Not really. It would need FDA testing trials and approval. If it got that, it would take months to set up production and distribution. We cant simply shut down production of other vaccines. The massive number of doses required would be a challenge to produce in the best of times. Also, with the apparent different clades of the virus, we need to test to make sure that it protects against all of them. And that the virus doesnt mutate.

You don’t have to walk down the street at a distance of 6’ from everyone you pass. You gotta wear a mask, and don’t have prolonged exposure to anyone within 6’ of you. Prolonged exposure is “greater than a few minutes” according to the CDC, like when you’re waiting in line. If you walk past someone AND you’re both wearing masks AND/OR nobody coughs or sneezes, you’re fine to be within 6’.

Note that the “Fall 2020” timeline comes with a caveat.

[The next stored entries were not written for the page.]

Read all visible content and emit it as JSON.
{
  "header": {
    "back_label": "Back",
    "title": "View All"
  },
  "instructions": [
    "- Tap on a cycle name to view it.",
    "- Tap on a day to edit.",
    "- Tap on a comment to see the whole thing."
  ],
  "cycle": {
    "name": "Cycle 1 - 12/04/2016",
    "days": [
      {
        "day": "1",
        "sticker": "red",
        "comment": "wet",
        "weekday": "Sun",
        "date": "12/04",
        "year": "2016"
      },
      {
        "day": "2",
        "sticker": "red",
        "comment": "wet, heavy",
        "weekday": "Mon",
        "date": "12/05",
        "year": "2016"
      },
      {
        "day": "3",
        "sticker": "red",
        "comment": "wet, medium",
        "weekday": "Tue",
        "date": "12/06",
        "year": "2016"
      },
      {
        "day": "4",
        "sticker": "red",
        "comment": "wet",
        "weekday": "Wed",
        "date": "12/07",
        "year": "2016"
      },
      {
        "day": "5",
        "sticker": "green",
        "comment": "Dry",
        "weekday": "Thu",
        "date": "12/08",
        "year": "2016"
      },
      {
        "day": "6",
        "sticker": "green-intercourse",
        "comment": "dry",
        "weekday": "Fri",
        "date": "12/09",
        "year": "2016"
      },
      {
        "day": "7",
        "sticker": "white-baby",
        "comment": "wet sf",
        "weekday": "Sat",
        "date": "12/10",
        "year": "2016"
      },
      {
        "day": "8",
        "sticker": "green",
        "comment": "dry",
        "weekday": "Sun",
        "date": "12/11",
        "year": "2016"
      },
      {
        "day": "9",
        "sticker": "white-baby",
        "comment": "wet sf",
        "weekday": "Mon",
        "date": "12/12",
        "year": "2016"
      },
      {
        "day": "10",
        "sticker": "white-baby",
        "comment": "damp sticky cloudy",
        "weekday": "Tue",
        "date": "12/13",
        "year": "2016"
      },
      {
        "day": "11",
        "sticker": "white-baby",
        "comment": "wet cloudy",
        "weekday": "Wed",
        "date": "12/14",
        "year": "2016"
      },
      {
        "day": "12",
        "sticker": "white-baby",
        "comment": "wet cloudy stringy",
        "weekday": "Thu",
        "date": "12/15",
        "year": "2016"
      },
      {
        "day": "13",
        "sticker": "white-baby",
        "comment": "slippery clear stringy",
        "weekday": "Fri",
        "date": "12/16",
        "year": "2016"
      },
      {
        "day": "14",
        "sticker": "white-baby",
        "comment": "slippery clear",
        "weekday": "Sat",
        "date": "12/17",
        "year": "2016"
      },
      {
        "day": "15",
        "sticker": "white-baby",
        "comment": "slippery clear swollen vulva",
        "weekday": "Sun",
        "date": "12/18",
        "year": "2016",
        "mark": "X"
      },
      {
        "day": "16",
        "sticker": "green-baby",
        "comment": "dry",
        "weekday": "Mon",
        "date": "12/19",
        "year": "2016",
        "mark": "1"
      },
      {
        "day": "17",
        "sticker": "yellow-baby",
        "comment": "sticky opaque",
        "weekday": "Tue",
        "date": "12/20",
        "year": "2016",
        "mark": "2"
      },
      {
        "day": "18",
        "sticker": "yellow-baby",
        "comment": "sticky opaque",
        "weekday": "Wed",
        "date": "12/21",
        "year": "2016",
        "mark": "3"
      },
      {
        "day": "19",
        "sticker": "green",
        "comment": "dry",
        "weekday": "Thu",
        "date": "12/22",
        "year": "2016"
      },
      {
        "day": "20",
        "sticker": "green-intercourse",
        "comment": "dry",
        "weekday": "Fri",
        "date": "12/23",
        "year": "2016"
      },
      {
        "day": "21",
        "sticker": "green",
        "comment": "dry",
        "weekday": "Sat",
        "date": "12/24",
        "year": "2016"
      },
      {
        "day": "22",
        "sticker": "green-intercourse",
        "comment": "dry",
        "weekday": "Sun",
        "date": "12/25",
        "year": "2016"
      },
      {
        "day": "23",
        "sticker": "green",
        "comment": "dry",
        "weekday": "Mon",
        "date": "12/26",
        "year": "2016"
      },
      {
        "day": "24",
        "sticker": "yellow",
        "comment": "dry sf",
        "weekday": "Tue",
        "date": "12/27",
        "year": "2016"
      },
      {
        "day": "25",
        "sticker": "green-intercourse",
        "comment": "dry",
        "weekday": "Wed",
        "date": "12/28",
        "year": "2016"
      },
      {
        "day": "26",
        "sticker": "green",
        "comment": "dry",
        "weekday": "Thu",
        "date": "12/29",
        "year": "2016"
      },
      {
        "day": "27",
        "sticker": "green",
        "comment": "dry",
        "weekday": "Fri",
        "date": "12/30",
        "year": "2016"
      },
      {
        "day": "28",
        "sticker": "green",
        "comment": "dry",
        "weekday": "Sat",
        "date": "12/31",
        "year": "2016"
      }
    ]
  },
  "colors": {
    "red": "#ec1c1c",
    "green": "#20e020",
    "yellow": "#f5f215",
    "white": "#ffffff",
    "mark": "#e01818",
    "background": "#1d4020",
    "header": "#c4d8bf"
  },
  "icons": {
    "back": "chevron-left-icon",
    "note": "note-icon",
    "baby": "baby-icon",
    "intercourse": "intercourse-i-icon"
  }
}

Grossly oversimplifying:

Phase 1: Test that the vaccine does not seriously harm people
Phase 2: Test that the vaccine provides some benefit
Phase 3: Test that the vaccine provides a benefit that is better than what is currently available (in the COVID-19 case, that the vaccine provides a benefit better than doing nothing/placebo).

Phase 3 is where the extensive and time-consuming testing is usually done on a larger scale. The September timeline proposes that the vaccine’s testing get through Phase 1 and part/all of Phase 2. If the data looks promising, the proposal is that it be released for emergency use while Phase 3 is conducted. In this scenario, you have to weigh the risks of taking a vaccine that has only undergone limited testing against the risk of going about your life without taking a vaccine at all.

Better to have something as a limited option rather than nothing at all, of course.

The original Salk polio vaccine was only about 70% effective (against poliovirus type 1), and only about 70% of the US child population was vaccinated, which was still good enough herd immunity (~50%) to stop the epidemic outbreaks almost completely. However, because of the commitment to the Salk vaccine (and somewhat ironically due to the Cutter Labs incident in which batches of the vaccine totaling over 100,000 doses in which the virus was not properly inactivated) the United States medical establishment resisted the Sabin trivalent oral vaccine that was far more effective for over five years. (It didn’t help that the testing was done in Mexico and the Soviet Union, and Sabin was recognized by the Soviet Union for his work.) It is unclear what level of herd immunity, if any, will be sufficient to protect the population at large by stopping epidemic outbreaks. Given the contagiousness of the pathogen and its ability to be hosted by domestic cats, it may require nearly universal inoculation to stop it from re-emerging in repeated epidemics.

A vaccine that would limit the spread of SARS-CoV-2 even if it were not perfect would be desirable just from the standpoint of reducing the uncertainty of asymptomatic carriers. However, it is important that the vaccine is shown to do essentially no harm, and especially important that it is verified to not actually make the virus more virulent which can happen in what is called antibody-dependent enhancement, and actually did occur with both the SARS-CoV(-1) and MERS-CoV viruses. So running safety and preliminary efficacy trials are crucial to ensuring that the problem isn’t made worse through bad interventions. The larger Phase 3 efficacy trial is important to confirm those results while ensuring that of the possible options (and with SARS-CoV-2, there may be several) is both the most effective and easiest to deploy, particularly if it turns out that some vaccines may only offer immunity for a limited duration.

Stranger

It’s also possible, of course, that multiple vaccines will be effective and approved, but one may be more effective than the other in different situations, or for different patients (for instance, patients with allergies).